John Carroll Society
- Formation: 1951; 75 years ago
- Type: Catholic lay organization
- Legal status: active
- President: David Florenzo
- Parent organization: Catholic Church
- Website: www.johncarrollsociety.org

= John Carroll Society =

Catholic lay organization

The John Carroll Society was founded in Washington, D.C., in 1951 as a spiritual and beneficent organization for Catholic professional laypersons in the service of the archbishop of the Archdiocese of Washington. The founders of the society were Secretary of the Navy John L. Sullivan, Judge Matthew Francis McGuire of the United States District Court for the District of Columbia, and attorney William E. Leahy.

Part of the John Carroll Society's mission is the financial and professional support of the Archdiocese Legal Network and Medical Network, which provides free legal and medical services to the indigent of the Greater Washington, DC area.
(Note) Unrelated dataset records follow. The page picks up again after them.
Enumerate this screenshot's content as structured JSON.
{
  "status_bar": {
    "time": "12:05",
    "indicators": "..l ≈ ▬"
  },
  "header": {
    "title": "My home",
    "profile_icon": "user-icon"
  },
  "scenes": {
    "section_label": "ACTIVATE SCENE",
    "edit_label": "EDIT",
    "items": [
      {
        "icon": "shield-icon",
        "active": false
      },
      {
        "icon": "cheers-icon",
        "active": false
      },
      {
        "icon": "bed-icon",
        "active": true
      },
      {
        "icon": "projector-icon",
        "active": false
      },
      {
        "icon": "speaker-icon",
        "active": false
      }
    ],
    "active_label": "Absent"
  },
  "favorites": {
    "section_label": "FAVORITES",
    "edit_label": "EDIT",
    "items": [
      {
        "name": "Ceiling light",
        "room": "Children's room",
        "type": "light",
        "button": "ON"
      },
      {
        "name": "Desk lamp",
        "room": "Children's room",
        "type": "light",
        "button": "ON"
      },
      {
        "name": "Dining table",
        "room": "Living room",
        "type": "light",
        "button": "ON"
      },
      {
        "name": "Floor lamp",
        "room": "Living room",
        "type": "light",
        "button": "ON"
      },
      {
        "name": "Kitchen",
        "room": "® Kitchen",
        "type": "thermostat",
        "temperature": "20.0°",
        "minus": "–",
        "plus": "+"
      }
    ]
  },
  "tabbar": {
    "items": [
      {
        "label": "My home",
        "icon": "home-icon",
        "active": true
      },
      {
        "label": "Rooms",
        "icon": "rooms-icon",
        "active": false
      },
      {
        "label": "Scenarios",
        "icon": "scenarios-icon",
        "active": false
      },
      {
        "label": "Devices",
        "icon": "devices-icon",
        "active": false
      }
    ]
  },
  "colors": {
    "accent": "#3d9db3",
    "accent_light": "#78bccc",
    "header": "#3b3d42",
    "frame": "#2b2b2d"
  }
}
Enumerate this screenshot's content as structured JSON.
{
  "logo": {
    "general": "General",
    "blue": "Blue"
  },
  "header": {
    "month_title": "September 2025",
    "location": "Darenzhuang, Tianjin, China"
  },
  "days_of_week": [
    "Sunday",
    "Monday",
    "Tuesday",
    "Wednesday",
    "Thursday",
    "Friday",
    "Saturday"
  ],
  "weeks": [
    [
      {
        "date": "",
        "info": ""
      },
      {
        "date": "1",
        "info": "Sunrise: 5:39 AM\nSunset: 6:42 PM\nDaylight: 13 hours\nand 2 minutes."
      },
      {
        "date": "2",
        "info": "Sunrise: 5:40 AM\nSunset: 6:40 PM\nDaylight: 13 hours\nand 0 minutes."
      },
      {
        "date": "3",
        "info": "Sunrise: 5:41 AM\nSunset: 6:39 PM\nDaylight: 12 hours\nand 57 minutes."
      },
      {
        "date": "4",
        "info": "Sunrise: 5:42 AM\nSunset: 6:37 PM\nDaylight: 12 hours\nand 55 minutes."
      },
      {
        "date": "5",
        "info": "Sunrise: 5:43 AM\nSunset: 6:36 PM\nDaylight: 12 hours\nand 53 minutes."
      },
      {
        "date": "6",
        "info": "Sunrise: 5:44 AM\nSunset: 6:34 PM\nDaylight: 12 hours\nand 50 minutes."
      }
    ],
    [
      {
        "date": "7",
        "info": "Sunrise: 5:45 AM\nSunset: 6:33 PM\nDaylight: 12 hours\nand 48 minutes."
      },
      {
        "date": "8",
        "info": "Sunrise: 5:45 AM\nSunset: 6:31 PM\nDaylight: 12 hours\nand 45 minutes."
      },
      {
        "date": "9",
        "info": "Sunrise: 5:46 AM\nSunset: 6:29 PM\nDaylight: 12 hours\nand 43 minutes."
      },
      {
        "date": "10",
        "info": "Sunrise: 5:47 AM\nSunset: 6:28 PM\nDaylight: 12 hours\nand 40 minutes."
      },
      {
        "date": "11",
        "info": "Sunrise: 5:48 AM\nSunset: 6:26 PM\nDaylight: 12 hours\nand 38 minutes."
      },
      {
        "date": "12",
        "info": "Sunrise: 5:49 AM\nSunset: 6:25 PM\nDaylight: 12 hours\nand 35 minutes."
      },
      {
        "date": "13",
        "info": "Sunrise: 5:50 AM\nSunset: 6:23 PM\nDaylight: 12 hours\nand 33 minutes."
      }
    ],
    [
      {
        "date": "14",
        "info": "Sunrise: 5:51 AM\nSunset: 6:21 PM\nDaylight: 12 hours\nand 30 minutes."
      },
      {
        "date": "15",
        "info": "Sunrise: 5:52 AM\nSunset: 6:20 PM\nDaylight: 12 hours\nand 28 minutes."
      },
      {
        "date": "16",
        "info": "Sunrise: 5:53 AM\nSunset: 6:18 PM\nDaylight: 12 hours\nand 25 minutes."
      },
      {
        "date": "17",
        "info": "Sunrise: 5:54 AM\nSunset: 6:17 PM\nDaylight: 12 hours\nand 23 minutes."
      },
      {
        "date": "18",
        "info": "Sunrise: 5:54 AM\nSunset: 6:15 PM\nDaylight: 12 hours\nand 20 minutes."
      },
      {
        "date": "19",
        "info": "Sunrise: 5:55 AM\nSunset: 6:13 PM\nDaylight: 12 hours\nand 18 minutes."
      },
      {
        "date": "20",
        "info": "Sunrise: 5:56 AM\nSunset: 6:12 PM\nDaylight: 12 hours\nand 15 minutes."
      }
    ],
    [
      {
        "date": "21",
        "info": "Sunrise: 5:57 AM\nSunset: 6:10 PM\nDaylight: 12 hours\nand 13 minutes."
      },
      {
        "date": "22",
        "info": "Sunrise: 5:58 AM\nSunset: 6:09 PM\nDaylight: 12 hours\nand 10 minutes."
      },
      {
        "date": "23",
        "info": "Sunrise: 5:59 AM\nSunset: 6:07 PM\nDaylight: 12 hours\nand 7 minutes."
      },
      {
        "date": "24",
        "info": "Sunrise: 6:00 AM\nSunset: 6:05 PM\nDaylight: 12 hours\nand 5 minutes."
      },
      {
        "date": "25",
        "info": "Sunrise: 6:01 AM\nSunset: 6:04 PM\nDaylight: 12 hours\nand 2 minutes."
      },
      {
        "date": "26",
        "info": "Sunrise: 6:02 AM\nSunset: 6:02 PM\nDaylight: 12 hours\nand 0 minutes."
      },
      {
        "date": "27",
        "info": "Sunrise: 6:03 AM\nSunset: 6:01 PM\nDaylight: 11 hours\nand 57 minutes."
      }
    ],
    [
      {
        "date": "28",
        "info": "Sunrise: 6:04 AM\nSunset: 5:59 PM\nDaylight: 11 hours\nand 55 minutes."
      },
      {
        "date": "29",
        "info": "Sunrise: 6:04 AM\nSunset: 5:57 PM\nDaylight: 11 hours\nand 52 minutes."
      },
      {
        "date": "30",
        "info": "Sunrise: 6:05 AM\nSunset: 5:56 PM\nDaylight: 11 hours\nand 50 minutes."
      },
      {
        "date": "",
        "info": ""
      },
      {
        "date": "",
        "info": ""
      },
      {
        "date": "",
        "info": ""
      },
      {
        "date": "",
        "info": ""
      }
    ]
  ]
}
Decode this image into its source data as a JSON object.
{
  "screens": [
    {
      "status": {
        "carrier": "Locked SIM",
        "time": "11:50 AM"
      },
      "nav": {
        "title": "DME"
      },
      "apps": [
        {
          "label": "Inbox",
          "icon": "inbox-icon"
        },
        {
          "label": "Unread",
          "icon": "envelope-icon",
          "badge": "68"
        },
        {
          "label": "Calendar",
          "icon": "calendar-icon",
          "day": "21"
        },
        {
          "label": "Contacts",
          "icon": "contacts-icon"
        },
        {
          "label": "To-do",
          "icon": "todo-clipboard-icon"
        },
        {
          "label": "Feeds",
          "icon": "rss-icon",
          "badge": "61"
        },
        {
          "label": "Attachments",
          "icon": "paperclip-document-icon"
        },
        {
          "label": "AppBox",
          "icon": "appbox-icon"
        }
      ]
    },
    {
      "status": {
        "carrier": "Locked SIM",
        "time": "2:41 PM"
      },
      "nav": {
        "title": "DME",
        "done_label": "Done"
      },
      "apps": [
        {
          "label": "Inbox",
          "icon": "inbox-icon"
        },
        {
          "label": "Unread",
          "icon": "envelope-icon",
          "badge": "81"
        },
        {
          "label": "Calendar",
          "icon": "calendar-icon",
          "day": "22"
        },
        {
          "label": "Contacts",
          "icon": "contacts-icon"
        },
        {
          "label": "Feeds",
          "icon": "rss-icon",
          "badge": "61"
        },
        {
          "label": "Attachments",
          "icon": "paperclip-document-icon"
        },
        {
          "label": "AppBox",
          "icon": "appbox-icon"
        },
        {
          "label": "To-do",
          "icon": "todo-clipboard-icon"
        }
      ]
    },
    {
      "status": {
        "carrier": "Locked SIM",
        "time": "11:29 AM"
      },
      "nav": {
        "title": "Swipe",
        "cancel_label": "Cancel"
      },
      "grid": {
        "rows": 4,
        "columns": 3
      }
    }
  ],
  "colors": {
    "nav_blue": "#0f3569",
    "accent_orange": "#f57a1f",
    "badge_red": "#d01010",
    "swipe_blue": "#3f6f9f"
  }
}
The current president is Jeff Paravano. Magistrate Judge John M. Facciola served as a president and is the chair of the Social Action Committee, which is active in assisting homeless and transitional families in the District of Columbia. Other prominent members include the current president of Georgetown University, and many partners of the private bar with most major large Washington, D.C. law firms. The chaplain of the society is Msgr. Peter Vaghi. Colleen Mudlaff is the Executive Director.

The group was meant to mirror the Catholic Alumni Society of Boston. It is named for John Carroll, the first bishop then archbishop in the United States. The society sponsors the annual Red Mass, which is a Mass of the Holy Spirit to invoke a benediction upon the nation's judiciary and lawgivers. This is celebrated on the Sunday before the first Monday in October, prior to the opening of the Supreme Court's judicial year.